As a baseline, everyone should be aware that while many U.S. cities have been cutting funding for public services, especially after the economic slowdown following the coronavirus outbreak, they’ve increased funding for police departments, even though city spending on police far surpasses spending on other public services.

Portland OR 2018-19 Budget, including $362 million for Public “Safety”

These ever-increasing police budgets have enabled the militarization of U.S. police, creating a unique tension between civilians and law enforcement, not found in other countries. Police officers in many countries—including Britain, New Zealand, Iceland, and Norway—don’t even carry firearms, let alone have access to tear gas and flash grenades.

The question is, will reducing a $5 billion police budget by $23.8 million (a paltry 0.4% decrease) do anything to address the NYPD’s ugly history of racial profiling (just as one example), let alone stop racist police officers from targeting and killing Blacks and other people of color? For decades, U.S. cities have spent millions of dollars on “implicit bias” training, but especially in light of recent events, there’s little evidence that this training has been effective. Several groups also argue that police reforms don’t work.

While some politicians are discussing ways to hold police accountable, the police abolition movement aims to rethink the entire way we address criminality in our communities. Groups such as MPD150 argue that if the majority of crimes in the U.S. result from a lack of food, well-paying jobs, affordable housing, education, accessible healthcare, and addiction treatment—then why not provide public assistance services, rather than spend billions of dollars to criminalize and punish those most in need? Not only does heavy policing and incarceration not address core issues that lead to criminal behavior (or in some cases, such as marijuana possession, unnecessarily define a recreational activity as criminal behavior); we’ve created a legal system that isolates and punishes offenders, making it more difficult for them to reintegrate into society and succeed.
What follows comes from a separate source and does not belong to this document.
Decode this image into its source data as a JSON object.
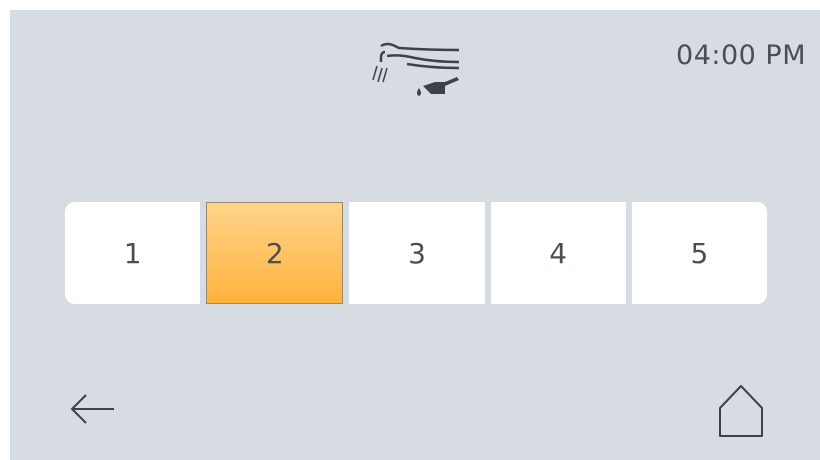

More to the point, when law enforcement targets poor and vulnerable communities—especially Black communities who have suffered from centuries of systemic racism and who face growing wealth and income disparity—our police (and prison system) not only perpetuate criminal behavior, they become oppressors. (Although we’re currently focused on the police, it’s also worth nothing the U.S. prison system serves as a modern form of slavery.)

As Trump and his administration of wealthy elites foster racism in the U.S., as unemployment due to the COVID-19 pandemic threatens to increase homelessness, and as police attack protesters (for protesting police violence); it’s clear we need to do more than shave less than 1% off police budgets. We need to rethink the role that police play in our communities—and consider other roles and services to better support our communities, to provide all people an opportunity to enjoy healthy, fulfilling lives.

Our cities—our communities—must invest in nurturing lives, not taking lives. How we invest in our communities, whether in health, in education, or in military weapons and training, will determine the future course of the United States.